Does AI destroy engineering jobs? The data says the opposite. In this episode, Jorge and Antonio dismantle the fear with 19th-century economics and cap it off with a personalized-medicine story that sounds like science fiction.
Jevons’ paradox and the new product engineer
Against the initial panic, demand for software engineers is at all-time highs. The explanation is Jevons’ paradox: when a technology makes a resource cheaper — in this case, producing software — its total consumption skyrockets. There is more software to build than ever; what changes is where the value is. It’s no longer “cranking out code” but systems design and product engineering. So much so that designers themselves are jumping into programming to deliver complete solutions.
Cloudflare vs. WordPress
A busy week in the CMS world: Cloudflare launched its content manager, presenting it as the spiritual successor to WordPress, complete with a tense response from Matt Mullenweg. Beyond the controversy, the relevant fact is the speed: tiny teams, thanks to AI, replicate in months architectures that took decades. Along the same lines, a Python port of Claude Code hit 50,000 GitHub stars in record time after a leak — code travels faster than ever, with or without permission.
The end of the token open bar
“Unlimited” AI subscriptions are limiting their usage, and the episode explains why: companies subsidized consumption to win users, and the party is ending. It also breaks down the price difference between closed and open-source models, with an important nuance: the API cost doesn’t only pay for electricity — it funds elite engineers and the development of the next generation of models.

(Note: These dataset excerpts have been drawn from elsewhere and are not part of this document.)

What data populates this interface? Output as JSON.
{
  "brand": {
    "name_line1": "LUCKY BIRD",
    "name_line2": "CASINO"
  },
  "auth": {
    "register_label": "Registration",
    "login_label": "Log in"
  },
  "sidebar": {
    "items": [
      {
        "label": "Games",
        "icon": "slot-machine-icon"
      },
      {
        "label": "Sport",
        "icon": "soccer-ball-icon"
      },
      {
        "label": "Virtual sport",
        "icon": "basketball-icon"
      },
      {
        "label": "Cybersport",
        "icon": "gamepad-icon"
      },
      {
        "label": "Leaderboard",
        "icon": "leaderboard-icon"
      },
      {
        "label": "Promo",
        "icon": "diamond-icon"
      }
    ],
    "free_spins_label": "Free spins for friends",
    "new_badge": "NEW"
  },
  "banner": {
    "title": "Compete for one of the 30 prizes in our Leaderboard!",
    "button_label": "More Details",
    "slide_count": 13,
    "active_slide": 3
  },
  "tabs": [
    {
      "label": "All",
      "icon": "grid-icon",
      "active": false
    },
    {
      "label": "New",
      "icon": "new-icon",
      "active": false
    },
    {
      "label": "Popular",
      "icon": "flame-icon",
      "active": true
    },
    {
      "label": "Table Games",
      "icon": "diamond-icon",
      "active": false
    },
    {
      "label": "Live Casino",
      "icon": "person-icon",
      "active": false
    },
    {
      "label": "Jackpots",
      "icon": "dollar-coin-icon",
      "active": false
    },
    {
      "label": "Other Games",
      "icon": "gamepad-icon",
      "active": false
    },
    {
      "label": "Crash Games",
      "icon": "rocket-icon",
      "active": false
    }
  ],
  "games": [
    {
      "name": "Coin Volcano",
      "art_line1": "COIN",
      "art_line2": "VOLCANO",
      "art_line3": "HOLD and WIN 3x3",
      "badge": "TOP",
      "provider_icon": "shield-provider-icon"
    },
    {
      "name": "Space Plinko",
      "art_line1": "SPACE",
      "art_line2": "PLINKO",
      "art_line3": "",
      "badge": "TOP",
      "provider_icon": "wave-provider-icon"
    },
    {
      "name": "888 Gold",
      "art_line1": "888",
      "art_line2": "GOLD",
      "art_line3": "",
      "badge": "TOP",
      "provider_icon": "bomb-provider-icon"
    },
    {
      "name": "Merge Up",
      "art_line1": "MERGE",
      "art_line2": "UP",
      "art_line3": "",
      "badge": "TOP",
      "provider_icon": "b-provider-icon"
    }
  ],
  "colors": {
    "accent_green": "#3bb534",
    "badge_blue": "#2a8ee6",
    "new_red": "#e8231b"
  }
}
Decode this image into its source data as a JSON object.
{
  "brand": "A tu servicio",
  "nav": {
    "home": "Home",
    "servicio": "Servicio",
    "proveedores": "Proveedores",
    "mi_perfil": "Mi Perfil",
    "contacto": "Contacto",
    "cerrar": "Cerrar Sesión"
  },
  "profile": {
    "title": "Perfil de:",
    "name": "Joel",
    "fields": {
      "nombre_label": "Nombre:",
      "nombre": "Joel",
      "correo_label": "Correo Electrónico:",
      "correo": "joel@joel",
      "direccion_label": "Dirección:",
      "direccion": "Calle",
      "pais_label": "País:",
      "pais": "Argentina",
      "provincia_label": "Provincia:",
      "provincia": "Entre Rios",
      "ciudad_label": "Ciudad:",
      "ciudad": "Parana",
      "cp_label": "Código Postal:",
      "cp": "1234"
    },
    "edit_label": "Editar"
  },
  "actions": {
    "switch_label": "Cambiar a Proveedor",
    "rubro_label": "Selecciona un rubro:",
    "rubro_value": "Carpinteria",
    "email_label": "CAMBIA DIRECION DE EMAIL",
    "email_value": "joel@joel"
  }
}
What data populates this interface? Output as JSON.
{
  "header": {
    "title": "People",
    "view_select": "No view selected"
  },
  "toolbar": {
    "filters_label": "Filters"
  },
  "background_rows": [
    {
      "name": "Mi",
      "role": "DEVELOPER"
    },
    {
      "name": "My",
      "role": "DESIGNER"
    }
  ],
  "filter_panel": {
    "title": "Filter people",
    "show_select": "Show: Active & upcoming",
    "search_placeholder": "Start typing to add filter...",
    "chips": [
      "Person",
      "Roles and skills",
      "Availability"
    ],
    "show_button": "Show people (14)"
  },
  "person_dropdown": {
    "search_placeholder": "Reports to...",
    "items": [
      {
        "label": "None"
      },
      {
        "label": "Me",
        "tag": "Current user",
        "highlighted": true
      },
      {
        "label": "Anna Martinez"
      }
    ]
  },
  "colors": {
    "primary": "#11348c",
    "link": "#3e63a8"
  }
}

A personalized vaccine with ChatGPT and AlphaFold
The most astonishing story of the episode comes from Sydney: a man used ChatGPT and AlphaFold to design a personalized messenger-RNA vaccine and save his dog from terminal cancer. Beyond the anecdote, the milestone shows that AI is democratizing top-tier scientific research: what used to require a pharmaceutical lab is now starting to be within reach of a determined person.
Longevity and escape velocity
The closing looks far ahead: manufacturing drugs in zero gravity, the possibility of reversing degenerative diseases in the next decade, and the concept of aging escape velocity — the point at which medicine adds more than a year of life for every year that passes. It sounds like the future, but the pieces are already on the table.